BRANDUS

 

 

 

Louis Lazare dit Louis BRANDUS

(Crem, Allemagne, 1816 4 rue Rossini, Paris 9e, 30 septembre 1887*)

et son frère Samuel Gemmy BRANDUS

(Berlin, 1823 5 rue d'Aumale, Paris 9e, 12 février 1873*)

éditeurs de musique d'origine allemande naturalisés français

 

Fils de Nathan BRANDUS et de Sarah LAZARUS.

Louis BRANDUS épouse 1. Rosalie Reine REISHOFER ( av. 1872) ; 2. Amélie BACHER.

Samuel Gemmy BRANDUS épouse Elisabeth DAVIS ( av. 1873).

Rosalie Blanche BRANDUS (Paris 2e, 07 juin 1846 ), fille de Louis BRANDUS et de Rosalie REISHOFER [épouse à Paris 9e le 11 septembre 1872* Joseph LEHMANN (Sarreguemines, Moselle, 25 mars 1837 – ap. 1887), négociant].

 

 

Ils ont fondé le 14 janvier 1846 la maison Brandus et Cie au 97 rue de Richelieu à Paris 2e (transférée de 1849 à 1851 au n°87, puis de 1851 à 1887 au n°103 de cette même rue). En 1846, l’éditeur Maurice Schlesinger se retira des affaires et céda son fonds à son premier commis, Louis Brandus. Continuant la Revue et Gazette Musicale de Schlesinger, les frères Brandus absorbèrent en octobre 1850 la maison d’Eugène-Théodore Troupenas (17981850), constituant ainsi un riche catalogue de compositeurs français, allemands et italiens. Cette maison, frisant la faillite en 1854, sauvée par Selim François Dufour (17991872), prit le nom de G. Brandus, Dufour & Cie. Réorganisée deux fois encore avant de disparaître à la mort de Louis Brandus, la maison Brandus publia en tout plus de 13 000 ouvrages musicaux en quarante ans. Parmi ses nombreux compositeurs lyriques figuraient Rossini, Bellini, Donizetti, Berlioz, Meyerbeer, Auber, Adam, Halévv, Thomas, Offenbach et Lecocq ; et parmi ses compositeurs de musique instrumentale : Chopin, Liszt, Mendelssohn, Hummel, Alkan, Herz et Vieuxtemps. En 1887, à la mort de Louis Brandus, le fonds passa à Philippe Maquet.

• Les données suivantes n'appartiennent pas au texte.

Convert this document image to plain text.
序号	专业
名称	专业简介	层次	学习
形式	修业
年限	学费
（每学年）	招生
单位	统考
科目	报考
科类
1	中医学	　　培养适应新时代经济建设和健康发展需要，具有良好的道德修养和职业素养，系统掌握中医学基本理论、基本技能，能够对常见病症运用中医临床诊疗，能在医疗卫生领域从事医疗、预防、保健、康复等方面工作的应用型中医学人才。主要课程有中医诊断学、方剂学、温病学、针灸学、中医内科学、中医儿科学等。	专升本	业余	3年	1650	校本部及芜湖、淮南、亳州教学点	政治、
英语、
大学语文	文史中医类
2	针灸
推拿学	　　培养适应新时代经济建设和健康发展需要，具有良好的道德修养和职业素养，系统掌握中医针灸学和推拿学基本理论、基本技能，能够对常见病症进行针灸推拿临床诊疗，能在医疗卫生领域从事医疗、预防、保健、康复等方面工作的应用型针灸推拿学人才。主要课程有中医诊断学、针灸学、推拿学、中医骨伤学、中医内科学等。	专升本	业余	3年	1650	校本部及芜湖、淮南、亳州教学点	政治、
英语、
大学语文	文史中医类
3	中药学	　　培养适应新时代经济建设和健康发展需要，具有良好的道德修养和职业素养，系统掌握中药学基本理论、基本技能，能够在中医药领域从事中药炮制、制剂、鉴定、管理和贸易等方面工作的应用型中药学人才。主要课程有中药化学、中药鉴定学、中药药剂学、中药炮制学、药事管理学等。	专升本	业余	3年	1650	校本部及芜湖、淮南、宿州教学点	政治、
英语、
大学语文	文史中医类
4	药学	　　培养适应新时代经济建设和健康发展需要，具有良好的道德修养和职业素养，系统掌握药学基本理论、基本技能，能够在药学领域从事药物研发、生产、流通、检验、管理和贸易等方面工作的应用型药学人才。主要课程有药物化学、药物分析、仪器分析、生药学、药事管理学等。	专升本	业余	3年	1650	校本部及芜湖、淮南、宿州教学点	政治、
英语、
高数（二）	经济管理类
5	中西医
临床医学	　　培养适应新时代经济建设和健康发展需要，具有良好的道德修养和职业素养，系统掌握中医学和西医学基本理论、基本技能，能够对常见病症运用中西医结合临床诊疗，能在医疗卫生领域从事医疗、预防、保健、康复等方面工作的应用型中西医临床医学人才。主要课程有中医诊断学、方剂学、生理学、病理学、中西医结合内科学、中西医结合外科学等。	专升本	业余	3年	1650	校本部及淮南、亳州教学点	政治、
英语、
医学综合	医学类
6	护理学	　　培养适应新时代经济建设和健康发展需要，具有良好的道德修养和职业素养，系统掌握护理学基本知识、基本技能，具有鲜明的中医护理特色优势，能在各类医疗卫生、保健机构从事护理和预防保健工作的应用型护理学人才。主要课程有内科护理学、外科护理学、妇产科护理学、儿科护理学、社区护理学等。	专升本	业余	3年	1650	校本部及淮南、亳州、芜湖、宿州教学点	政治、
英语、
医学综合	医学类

Célestin Joubert s’en rendit propriétaire en 1899 en épousant la veuve de ce dernier, Louise Bathlot.

 

 

 

 

La presse et la librairie musicales viennent de faire une perte aussi prématurée que cruelle en la personne de l'éditeur Gemmy Brandus, directeur de la Gazette musicale, enlevé eu moins de quelques jours de maladie à l'âge de 50 ans seulement.

M. Gemmy Brandus était le plus jeune des deux frères éditeurs de l'œuvre de Meyerbeer et les amis si dévoués de l'illustre maître. En parfaite santé, il y a quelques jours encore, la douloureuse nouvelle de sa mort est venue plonger sa famille dans la plus profonde désolation et affecter tous ses amis, il en comptait beaucoup dans les arts et les lettres.

Son caractère, son affabilité, ses lumières et son esprit de conciliation lui avaient créé une première place parmi ses confrères. Aussi ont-ils tous suivi avec consternation le char funèbre jusqu'au cimetière Montmartre.

Un grand nombre d'artistes, M. le directeur de l'Opéra en tête, ont également voulu donner ce dernier témoignage de sympathie à Gemmy Brandus. Le deuil était conduit par M. Louis Brandus, l'aîné des deux frères, et le jeune Edouard Brandus, fils de l'honorable défunt.